The industry regulator published its technology strategy yesterday, outlining its short and long-term objectives.
The regulator aims to achieve a 30% to 50% reduction in costs from technology by the first quarter of 2021.
It’s also targeting an additional three billion barrels of oil equivalent (boe), to at least double the supply chain exports and reduce import by 15% by the start of 2021 through technology.
The OGA, headed by Andy Samuel, would transfer best practices from other industries to achieve the various KPIs, according the strategy.
It read: “Technology can help the industry achieve efficiencies in maintenance and integrity costs and improve production uptime by over 10%.
“For example, it is possible to introduce more effective inspection and corrosion-monitoring technologies, at lower cost, by transferring best practices from other industries, such as the construction and the nuclear sectors. Technologies tested in the UKCS would attract significant interest from other international offshore basins, stimulating export prospects.”
The new framework described the UKCS as the ideal “test bed” for new technology.
It added: “In addition, the UKCS represents an ideal ‘test bed’ for novel technologies given the scale of the industry, diversity of development concepts and operating conditions and the deep technical skills and experience available. It is crucial that export opportunities are targeted and promoted with the service sector.
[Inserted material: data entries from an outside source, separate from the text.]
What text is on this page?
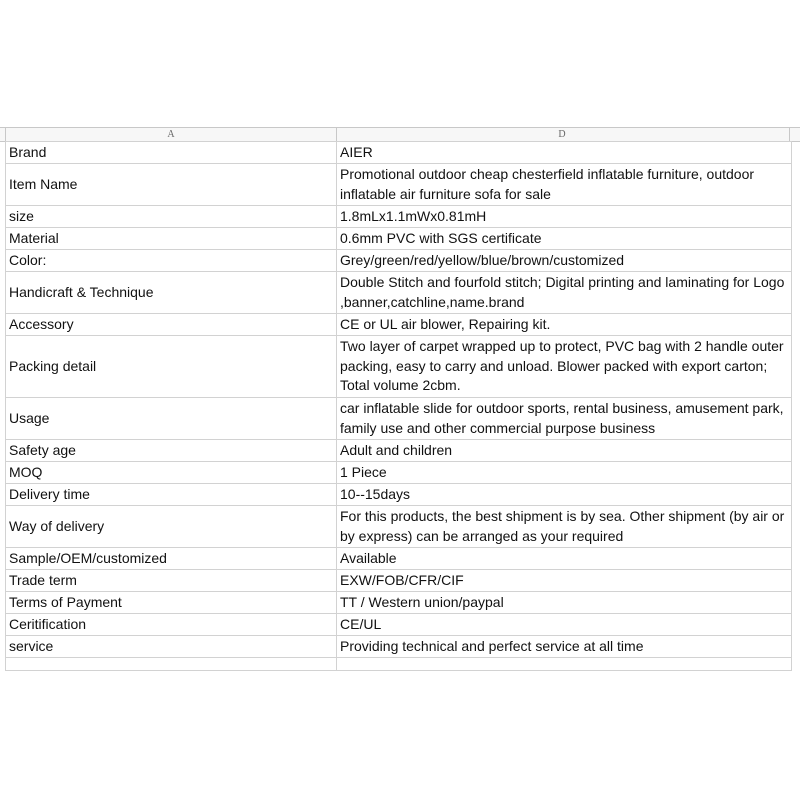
A	D
Brand	AIER
Item Name	Promotional outdoor cheap chesterfield inflatable furniture, outdoor inflatable air furniture sofa for sale
size	1.8mLx1.1mWx0.81mH
Material	0.6mm PVC with SGS certificate
Color:	Grey/green/red/yellow/blue/brown/customized
Handicraft & Technique	Double Stitch and fourfold stitch; Digital printing and laminating for Logo ,banner,catchline,name.brand
Accessory	CE or UL air blower, Repairing kit.
Packing detail	Two layer of carpet wrapped up to protect, PVC bag with 2 handle outer packing, easy to carry and unload. Blower packed with export carton; Total volume 2cbm.
Usage	car inflatable slide for outdoor sports, rental business, amusement park, family use and other commercial purpose business
Safety age	Adult and children
MOQ	1 Piece
Delivery time	10--15days
Way of delivery	For this products, the best shipment is by sea. Other shipment (by air or by express) can be arranged as your required
Sample/OEM/customized	Available
Trade term	EXW/FOB/CFR/CIF
Terms of Payment	TT / Western union/paypal
Ceritification	CE/UL
service	Providing technical and perfect service at all time
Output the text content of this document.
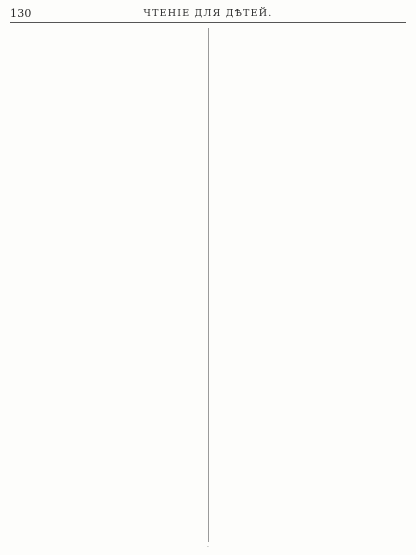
130	ЧТЕНІЕ ДЛЯ ДѢТЕЙ.
·
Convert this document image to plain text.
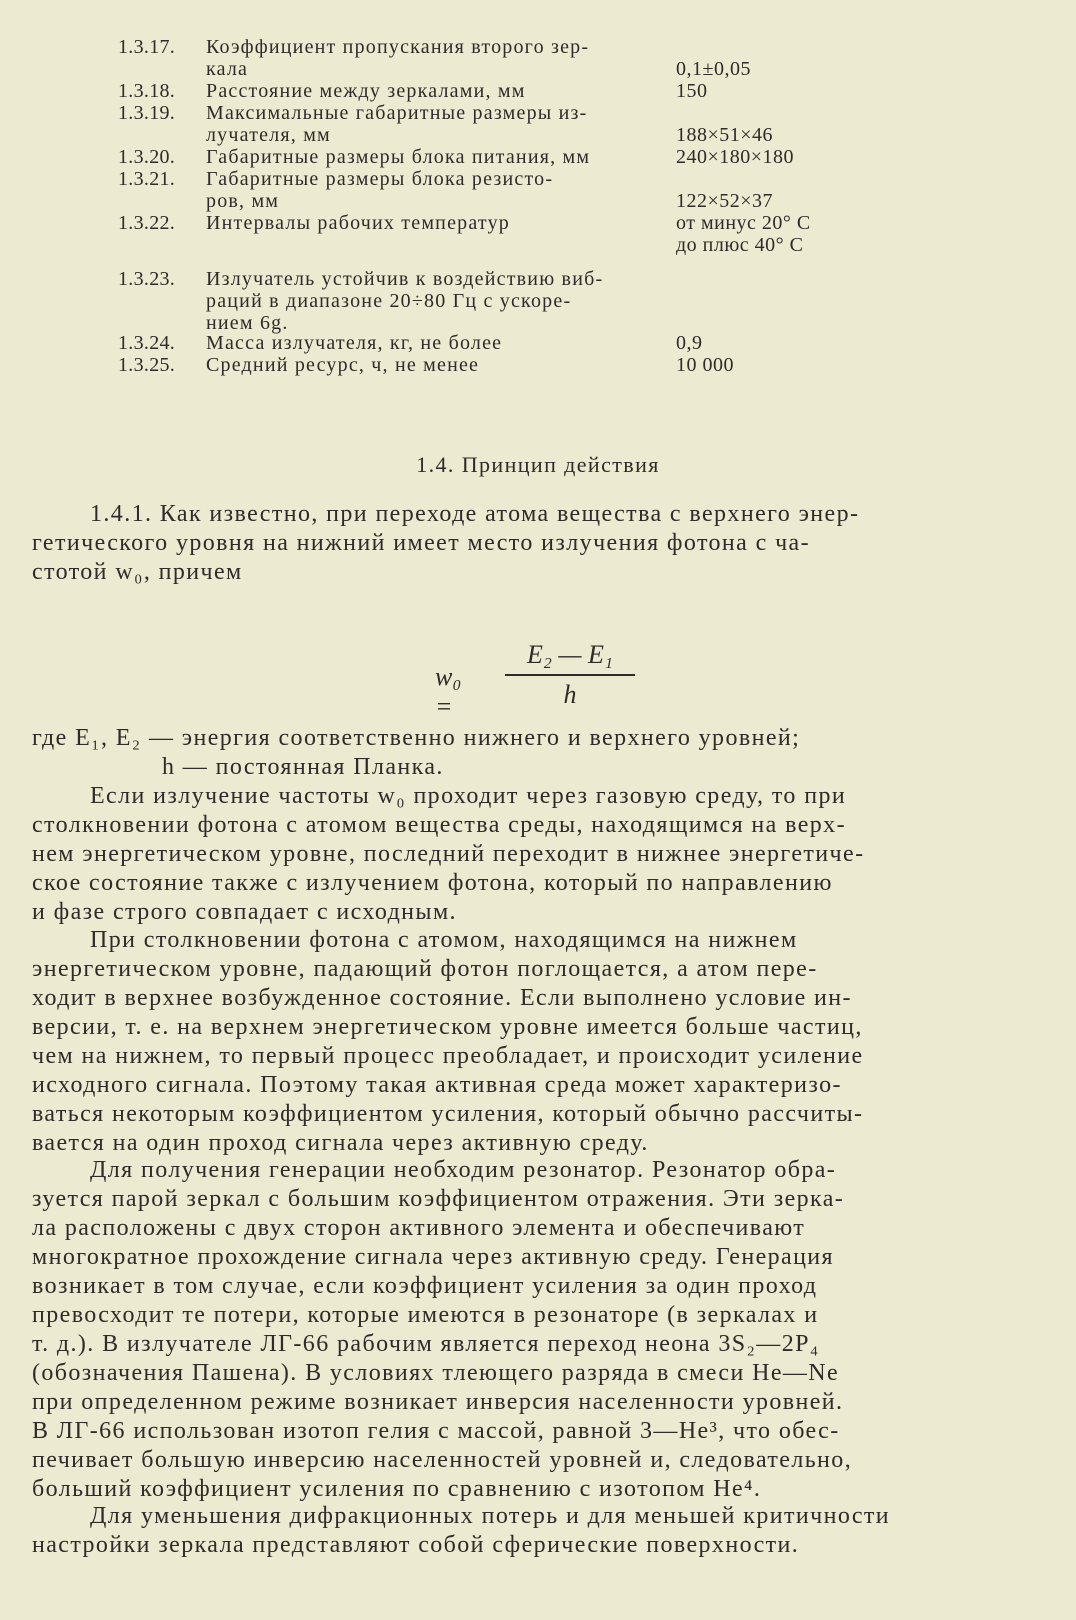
1.3.17.	Коэффициент пропускания второго зер-
кала	0,1±0,05
1.3.18.	Расстояние между зеркалами, мм	150
1.3.19.	Максимальные габаритные размеры из-
лучателя, мм	188×51×46
1.3.20.	Габаритные размеры блока питания, мм	240×180×180
1.3.21.	Габаритные размеры блока резисто-
ров, мм	122×52×37
1.3.22.	Интервалы рабочих температур	от минус 20° С
до плюс 40° С
1.3.23.	Излучатель устойчив к воздействию виб-
раций в диапазоне 20÷80 Гц с ускоре-
нием 6g.
1.3.24.	Масса излучателя, кг, не более	0,9
1.3.25.	Средний ресурс, ч, не менее	10 000
1.4. Принцип действия
1.4.1. Как известно, при переходе атома вещества с верхнего энер-
гетического уровня на нижний имеет место излучения фотона с ча-
стотой w₀, причем
w₀ =	$\frac{\text{E₂ — E₁}}{h}$
где E₁, E₂ — энергия соответственно нижнего и верхнего уровней;
h — постоянная Планка.
Если излучение частоты w₀ проходит через газовую среду, то при
столкновении фотона с атомом вещества среды, находящимся на верх-
нем энергетическом уровне, последний переходит в нижнее энергетиче-
ское состояние также с излучением фотона, который по направлению
и фазе строго совпадает с исходным.
При столкновении фотона с атомом, находящимся на нижнем
энергетическом уровне, падающий фотон поглощается, а атом пере-
ходит в верхнее возбужденное состояние. Если выполнено условие ин-
версии, т. е. на верхнем энергетическом уровне имеется больше частиц,
чем на нижнем, то первый процесс преобладает, и происходит усиление
исходного сигнала. Поэтому такая активная среда может характеризо-
ваться некоторым коэффициентом усиления, который обычно рассчиты-
вается на один проход сигнала через активную среду.
Для получения генерации необходим резонатор. Резонатор обра-
зуется парой зеркал с большим коэффициентом отражения. Эти зерка-
ла расположены с двух сторон активного элемента и обеспечивают
многократное прохождение сигнала через активную среду. Генерация
возникает в том случае, если коэффициент усиления за один проход
превосходит те потери, которые имеются в резонаторе (в зеркалах и
т. д.). В излучателе ЛГ-66 рабочим является переход неона 3S₂—2P₄
(обозначения Пашена). В условиях тлеющего разряда в смеси He—Ne
при определенном режиме возникает инверсия населенности уровней.
В ЛГ-66 использован изотоп гелия с массой, равной 3—He³, что обес-
печивает большую инверсию населенностей уровней и, следовательно,
больший коэффициент усиления по сравнению с изотопом He⁴.
Для уменьшения дифракционных потерь и для меньшей критичности
настройки зеркала представляют собой сферические поверхности.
“This should be done jointly by the OGA with DIT, Scottish Development International (SDI), Oil & Gas UK, other trade associations and the Energy Industries Council (EIC) working together with the MER UK Supply Chain, Exports and Skills Board. The OGA will ensure that efforts in oil and gas technology development are aligned and optimally support the export agenda.”
The industry has invested £1billion per year from 2010 to 2014, according to the strategy.
However, UK oil and gas research and development spend has accounted for less than 0.5% of turnover – significantly lower than Norway’s 4%. Other technology-driven industries, including automotive, aerospace and defence, typically invest between 2% and 4%, according to the framework.